Throughout all the branches of the military there is the perception by individual servicemembers that seeking mental health assistance will have dire consequences on their military careers. Those fears have fueled a mental health crisis, where countless servicemembers are returning home from various theaters of operations with symptoms of post-traumatic stress disorder or major depression, but very few seek treatment. This disturbing reality has not been lost on military leaders, who worry that these invisible war injuries decimate an already stretched thin fighting force. So, independently and in a coordinated effort, every branch of the military is now fighting the stigma of seeking mental health services. These campaigns have brought mental health to the forefront and make mental fitness as important as physical fitness for the soldier, sailor, Marine and airman. There has been a dramatic change in the entire military culture, where seeking mental healthcare doesn't harm your career; however, not being able to do your job because of a mental illness can harm your career. These resources are available for the servicemember, they simply need to seek them out or voice their need for help.

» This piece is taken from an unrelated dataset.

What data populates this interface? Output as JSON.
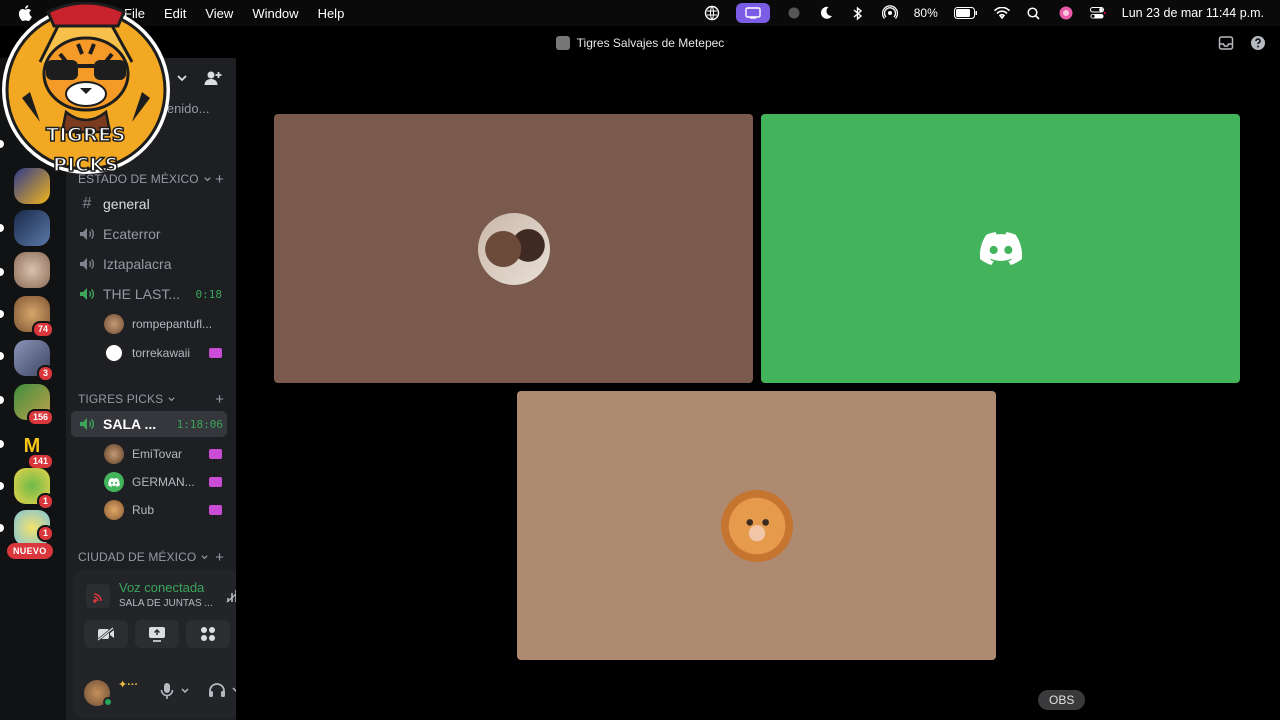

This focus on helping to identify and treat mental illness has become so important in the military that the behavioral health resources have been pushed as far forward on the battlefield as possible; with servicemembers having access to these resources well before they leave theaters of operation.
What are some behavioral red flags of mental illness people should be aware of within themselves, someone in their unit, or other loved ones?

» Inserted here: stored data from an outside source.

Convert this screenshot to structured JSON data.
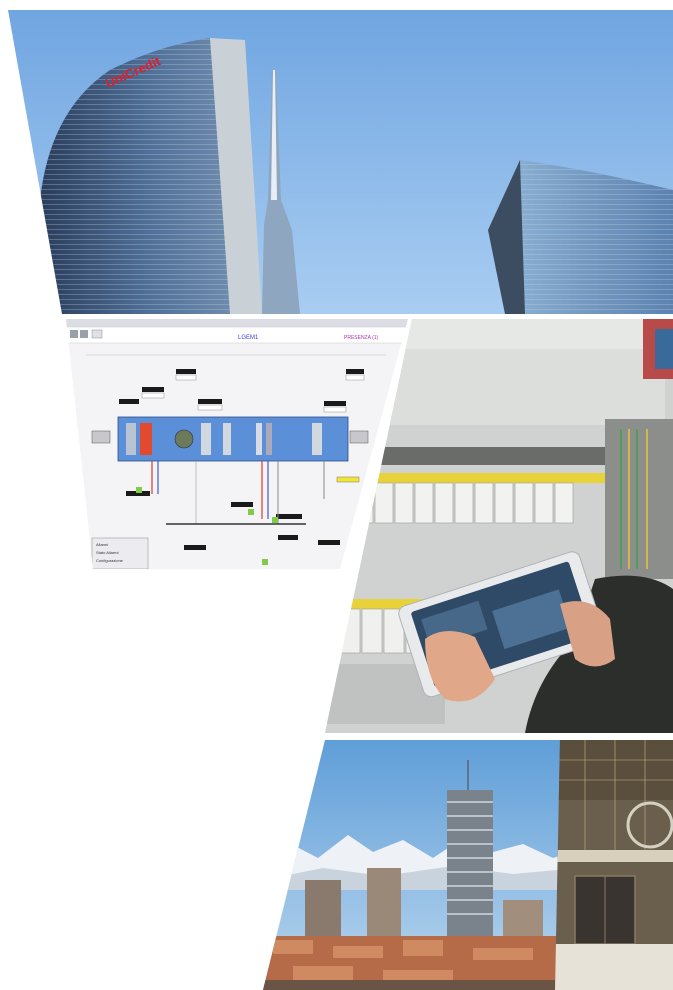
{
  "collage": {
    "tower_brand": "UniCredit",
    "scada": {
      "title": "LGEM1",
      "corner_label": "PRESENZA (1)",
      "legend_rows": [
        "Allarmi",
        "Stato Allarmi",
        "Configurazione"
      ]
    }
  },
  "colors": {
    "sky": "#7fb0e6",
    "scada_blue": "#5b8fd8",
    "cabinet_grey": "#d8dad8",
    "terminal_yellow": "#e8d23a",
    "roof_terracotta": "#b56a48"
  }
}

Like many things within the military, mental health should be approached as a buddy system. At times, the individual suffering from the mental illness may be completely oblivious to the changes in their mood and affect, and it is up to fellow soldiers to be vigilant about their brothers and sisters in arms. Symptoms can either be observed or mentioned by the patient, and include but are not limited to:
Withdrawal - Recent social withdrawal and loss of interest in interacting with others
Drop in functioning - An unusual drop in functioning, at work, in school, or social activities, such as quitting sports, or difficulty performing familiar tasks or routine duties
Problems thinking - Problems with concentration, memory or logical thought and speech that are hard to explain
Increased sensitivity - Heightened sensitivity to physical stimuli (sights, sounds, smells or touch; avoidance of over-stimulating situations) or decreased emotional resiliency
Apathy - Loss of initiative or desire to participate in activities that were previously enjoyable Feeling disconnected - A vague feeling of being disconnected from oneself or one's surroundings; a sense of unreality
Illogical thinking - Unusual or exaggerated beliefs about personal powers to understand meanings or influence events; illogical or "magical" thinking typical of childhood in an adult
- Nervousness - Fear or suspiciousness of others or a strong nervous feeling
- Unusual behavior - Odd, uncharacteristic, peculiar behavior
- Sleep or appetite changes - Dramatic sleep and appetite changes or decline in personal care
- Mood changes - Rapid or dramatic shifts in feelings
One or two of these symptoms alone can't predict a mental illness. But if a person is experiencing or exhibiting several at one time and the symptoms are causing serious problems in the ability to work, perform basic activities of daily living, or relate to others, he or she should be seen by a mental health professional. People who express suicidal thoughts or intent, or thoughts of harming others, need immediate attention.